Earlier that evening, he confronted Mrs Hooper in a pub, accusing her of being there to meet a man with whom she was allegedly having an affair.
Her daughter told police her mother "never cheated" on Hooper, but added that the couple had a "strange" relationship and "led separate lives", eventually leading to Mrs Hooper and her daughter moving out.
Recounting conversations with her mother, the girl told the court: "She told me he never supported her when she needed it.
"He struggled with his emotions, which is why he comes across as callous.
"He's not empathetic, he doesn't understand anyone's feelings but his own."
The teenager said the couple had purchased the Evoque on finance, with Mrs Hooper paying the instalments, but the vehicle was in Hooper's name and "he used that against us" and took the car away on at least one occasion.
But about two weeks before the shooting, when Mrs Hooper and her daughter were moving out of Hooper's farm, near Newport, he left them the keys.
It later turned out that Hooper had been using the car to track his wife's movements, the teenage witness said.
The defendant, who had a 400-acre farm, allegedly shot Mrs Hooper in the neck from around 1.5m away while "consumed with anger and jealousy" after she left him at the end of 2017, prosecutors have said.
Describing events leading up to the shooting, his stepdaughter recalled that Hooper had rowed with her mother in The Crown pub in Tettenhall, Wolverhampton.
She added: "Mum said she was in The Crown and got tapped on the shoulder, turned around, and he was stood there.
"He said 'I thought you'd be with him'.
"He's quite a controlling and jealous man."
She said Hooper had told his wife 'I'm going to divorce you, for being unfaithful to our marriage', before adding that he would gather up her possessions and "burn it all".
The teenager stopped the interview at several points, replaying the fatal shooting in her mind, adding: "My mum trusted him too much, I think."
"She hadn't been unfaithful," she added.
Turning to the shooting, she recalled her mother picking her up, and taking a phone call from Hooper on the way home, which she ended by telling him "F*** you", and hanging up.
Mrs Hooper and her daughter arrived home, and suddenly Hooper's silver Land Rover Defender was on the drive behind them.
"Literally, I think he pulled up, saw us, and followed us on to the drive," the girl said.
"Mum couldn't have moved the car even if she had tried."
She added: "He looked like a psychopath.
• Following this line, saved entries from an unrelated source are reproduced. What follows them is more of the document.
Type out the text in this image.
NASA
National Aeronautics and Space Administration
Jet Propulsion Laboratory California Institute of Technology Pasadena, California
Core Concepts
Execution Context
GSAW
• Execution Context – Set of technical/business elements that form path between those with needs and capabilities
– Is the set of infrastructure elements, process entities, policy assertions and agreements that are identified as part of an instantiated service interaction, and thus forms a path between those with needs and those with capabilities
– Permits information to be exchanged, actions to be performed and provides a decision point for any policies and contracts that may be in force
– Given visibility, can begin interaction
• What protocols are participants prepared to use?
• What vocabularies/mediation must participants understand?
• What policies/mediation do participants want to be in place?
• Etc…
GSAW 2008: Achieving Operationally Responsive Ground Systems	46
He had murder in his eyes.
"I don't know what he had in his hands."
She continued: "I have never seen my mum so scared in all her life and she said 'Oh my God, he's here'."
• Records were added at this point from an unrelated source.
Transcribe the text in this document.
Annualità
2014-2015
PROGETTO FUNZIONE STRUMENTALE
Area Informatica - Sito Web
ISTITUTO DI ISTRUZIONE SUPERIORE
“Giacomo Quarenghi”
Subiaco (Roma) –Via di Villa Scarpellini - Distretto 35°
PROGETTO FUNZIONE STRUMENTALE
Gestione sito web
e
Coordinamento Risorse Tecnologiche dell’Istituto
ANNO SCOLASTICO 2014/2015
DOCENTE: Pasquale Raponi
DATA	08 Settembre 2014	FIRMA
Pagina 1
The teenager recalled seeing Hooper with something in his hands, then smashing her mother's window, while the girl was "panicking" and "fumbling" with her phone to call the police.
"I thought it was a shovel and that he was going to beat her," she said.
"I looked at my phone, then I heard the glass smash.
"I was round the front of the car, and I saw him holding a gun."
Describing how she "froze" on seeing the shotgun, she said: "He was properly looking down it.
"It wasn't like a lazy shot. It was callous, I could see anger in his eyes."
She added: "Then he shot her. I could smell the shot."
"He waited a few seconds to make my mum realise 'I've got a gun and I'm going to shoot you, I'm going to kill you'," she went on.
"He waited long enough for her to think 'I'm going to die'."
Hooper denies murder. The trial continues.